My late friend, guitar player extraordinaire Bob Quine, happened to be in the bathroom when I ran into a stall and started vomiting. In between wretches, Bob lectured me about coming out to a concert when I was clearly too sick to attend. I managed to nod and throw up all over his shoes. When my stomach was empty, Quine grabbed me by the collar, threw me in a cab and sent me back to Brittany Hall on his dime.
Whatever it was I had kept sending me running to the bathroom over the next few days. I vomited so violently, I pulled several muscles including my left pec. At first I thought it was a minor flu bug coupled with food poisoning from the ever-atrocious dorm food. Three other friends came down with this bug the next day. 36 hours later, it seemed the whole dorm had the flu. We were all felt fine for three days and lousy for four through finals.
I was worried about my grades, not to mention my health. My parents wanted me back in Detroit as soon as possible. The only time I felt at all well was at night. The lights of the Financial District coming up over the Village were meditative and gave me a reprieve from the steel gray sky, not to mention my nausea.

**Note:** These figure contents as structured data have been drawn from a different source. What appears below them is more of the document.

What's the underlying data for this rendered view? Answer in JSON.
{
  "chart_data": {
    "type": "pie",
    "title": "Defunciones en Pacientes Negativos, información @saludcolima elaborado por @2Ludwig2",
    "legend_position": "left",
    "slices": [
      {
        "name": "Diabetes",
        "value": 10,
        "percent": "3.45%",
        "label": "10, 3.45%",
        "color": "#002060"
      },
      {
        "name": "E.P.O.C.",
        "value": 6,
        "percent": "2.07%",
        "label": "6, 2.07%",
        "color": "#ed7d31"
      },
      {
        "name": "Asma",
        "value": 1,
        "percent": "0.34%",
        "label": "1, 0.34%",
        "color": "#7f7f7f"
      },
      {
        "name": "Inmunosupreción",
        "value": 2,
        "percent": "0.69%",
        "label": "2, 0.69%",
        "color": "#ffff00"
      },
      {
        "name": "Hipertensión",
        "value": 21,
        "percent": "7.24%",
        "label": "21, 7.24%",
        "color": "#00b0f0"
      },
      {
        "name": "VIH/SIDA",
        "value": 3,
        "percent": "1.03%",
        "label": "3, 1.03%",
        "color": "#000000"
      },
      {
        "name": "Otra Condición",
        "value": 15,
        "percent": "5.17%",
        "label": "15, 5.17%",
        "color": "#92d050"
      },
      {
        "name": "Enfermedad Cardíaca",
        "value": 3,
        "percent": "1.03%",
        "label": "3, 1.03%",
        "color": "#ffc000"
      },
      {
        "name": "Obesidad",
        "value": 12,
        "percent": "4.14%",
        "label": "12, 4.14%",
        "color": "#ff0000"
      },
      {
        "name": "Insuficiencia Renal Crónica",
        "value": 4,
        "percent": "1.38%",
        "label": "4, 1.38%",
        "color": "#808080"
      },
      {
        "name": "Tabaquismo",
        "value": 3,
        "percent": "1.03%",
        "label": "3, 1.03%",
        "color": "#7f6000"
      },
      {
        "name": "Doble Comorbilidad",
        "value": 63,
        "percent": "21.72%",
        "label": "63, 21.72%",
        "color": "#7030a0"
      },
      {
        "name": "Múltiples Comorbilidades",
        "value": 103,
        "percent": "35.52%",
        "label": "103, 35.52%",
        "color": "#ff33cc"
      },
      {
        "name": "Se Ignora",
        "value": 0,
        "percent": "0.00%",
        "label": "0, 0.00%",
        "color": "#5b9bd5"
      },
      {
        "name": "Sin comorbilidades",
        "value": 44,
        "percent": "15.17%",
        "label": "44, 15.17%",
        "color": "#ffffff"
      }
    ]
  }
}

45 hours before I was due to catch my train home for the holidays, I got up to admire the view of the World Trade Center from our window. The room was dark, the only light coming from the yellowing street lamps on 10th Street and the ambient fixtures in the office buildings three miles south. I caught the reflection of something shiny. As I bent down to find out what the shiny thing was the window crank caught me just under my left eye. I managed to make it back to my bed and lay there for half an hour before I dared to get up and see what damage had been done. Although there was no blood, I kept thinking I lost my left eye. Fortunately, all I had was HUGE welt under the eye and it was already black and blue – my punishment for becoming a Quantum Criminal.
I took my last two finals wearing sunglasses and sat in the back so I could run to the bathroom when the porcelain G-d called.
When I got off the train a day and half later, both of my parents were there to collect me. Mother was concerned about all the weight I lost due to my illness, although not being able to eat at Rubin Hall was a sort of blessing. The Old Man looked at my face from various angles.
“Are you sick because you got punched,” he asked. “Everyone loses a fight every now and then kid. It’s nothing to be ashamed of.”
I was too sick to tell him my shame came from violating the laws of physics.